Hm..maybe newer Dual Rectifier can better adjust volume than old?
'Cause as I say, I set a minimal level of send, minimum level of master volume and get louud tone


----------



## lemeker (Jul 24, 2014)

.......so I didn't want to tag on to the other post., here are my settings (o'clock):

Red Channel:
Bass-9 Treb-3 Mid-2 Pres-2 Gain-2 Master-9

Orange Channel:
Bass-0 Treb-3 Mid-12:30 Pres-2 Gain-11 Master-11

on the back panel my send knob is at 12 , mix is 100%.

I use the output knob on the front as my main volume.

It will get loud.....but you have some room to work with.


----------



## lemeker (Jul 24, 2014)

TheSooth said:


> Hm..maybe newer Dual Rectifier can better adjust volume than old?
> 'Cause as I say, I set a minimal level of send, minimum level of master volume and get louud tone




not sure then...try an eq in the loop maybe? I use the mxr. It has a volume and a gain slider that help a bit.


----------



## cardinal (Jul 24, 2014)

OP: you have a Rev F with a serial loop; everyone else is talking about send and mix levels for the Rev G and onward parallel loops. Just forget about the mix level and adjust the only knob you have for the loop (the send level).

And yes, all of the knobs are going to be very touchy trying to get really low volumes. If I need bedroom volumes, I'm literally just tapping on the knob to turn it up or down. Actually trying to turn it, even a very small amount, will take the volume to inaudible to as loud as a jet engine.


----------



## TheSooth (Jul 24, 2014)

cardinal said:


> OP: you have a Rev F with a serial loop; everyone else is talking about send and mix levels for the Rev G and onward parallel loops. Just forget about the mix level and adjust the only knob you have for the loop (the send level).
> 
> And yes, all of the knobs are going to be very touchy trying to get really low volumes. If I need bedroom volumes, I'm literally just tapping on the knob to turn it up or down. Actually trying to turn it, even a very small amount, will take the volume to inaudible to as loud as a jet engine.



Right, this is Rev F.
Thanks, will try to get a good bedroom volume level


----------



## TRENCHLORD (Jul 24, 2014)

TheSooth said:


> Yesterday I enabled fx-loop and set send level to 2, Channel Volume to (5.30 - Max) and Master Volume to (7 - Min). I get loud tone, but! At this volume I can play.
> 
> If I will raise a master volume tone I will be loss my windows




Still not sure why you're setting the channel master near max?
I think people do it to slam the power tubes as hard as possible for more punch ,.

In other words, with the loop engaged the send knob is attenuating the signal anyways before it hits the power section.
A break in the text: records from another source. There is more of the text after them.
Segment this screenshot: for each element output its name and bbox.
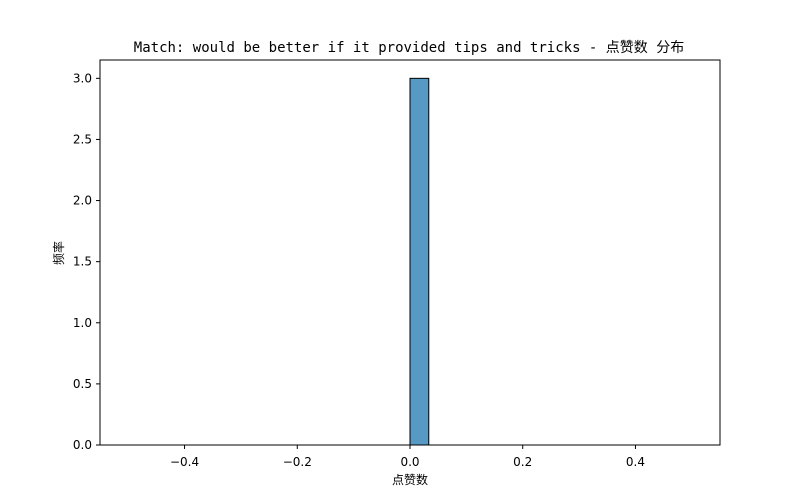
y-axis: 0.0 0.5 1.0 1.5 2.0 2.5 3.0 [73, 71, 100, 452]
plot-area [128, 77, 692, 446]
y-tick-label: 0.5 [73, 377, 92, 391]
x-tick-label: 0.4 [626, 455, 645, 469]
x-axis-label: 点赞数 [392, 472, 428, 487]
y-tick-label: 0.0 [73, 438, 92, 452]
chart-title: Match: would be better if it provided ti… [134, 40, 684, 56]
y-tick-label: 2.5 [73, 132, 92, 146]
histogram-bar-0 [409, 77, 430, 446]
y-axis-label: 频率 [51, 241, 66, 265]
x-tick-label: −0.4 [170, 455, 199, 469]
y-tick-label: 1.5 [73, 255, 92, 269]
y-tick-label: 2.0 [73, 194, 92, 208]
x-axis: −0.4 −0.2 0.0 0.2 0.4 [170, 445, 645, 469]
x-tick-label: 0.2 [513, 455, 532, 469]
y-tick-label: 3.0 [73, 71, 92, 85]
y-tick-label: 1.0 [73, 316, 92, 330]
x-tick-label: −0.2 [283, 455, 312, 469]
x-tick-label: 0.0 [400, 455, 419, 469]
If you want the output knob to not be so touchy, just set both the channel and the effects send at reasonable settings (9:00-12:00).
Bedroom volume isn't even going to engage the speakers anyways .


----------



## 7 Strings of Hate (Jul 24, 2014)

You can try, but what you really need is just what you really need and there isnt a whole lot of getting around it : a hotplate.


----------



## TRENCHLORD (Jul 24, 2014)

Is your vertical 212 a new model or older halfback with the open-back side for one of the speakers?

For quieter playing I always prefer ground speakers only (like a horizontal 212).
You might try laying the vertical on it's side so that the top speaker isn't pointing at the ears. Makes it quieter for the rest of the house as well.


----------



## TheSooth (Jul 25, 2014)

TRENCHLORD said:


> Is your vertical 212 a new model or older halfback with the open-back side for one of the speakers?
> 
> For quieter playing I always prefer ground speakers only (like a horizontal 212).
> You might try laying the vertical on it's side so that the top speaker isn't pointing at the ears. Makes it quieter for the rest of the house as well.



I have old 212, but with closed back like on photo






About channel volume - yeah, to get more punchy tone 


Thanks for advices guys!


----------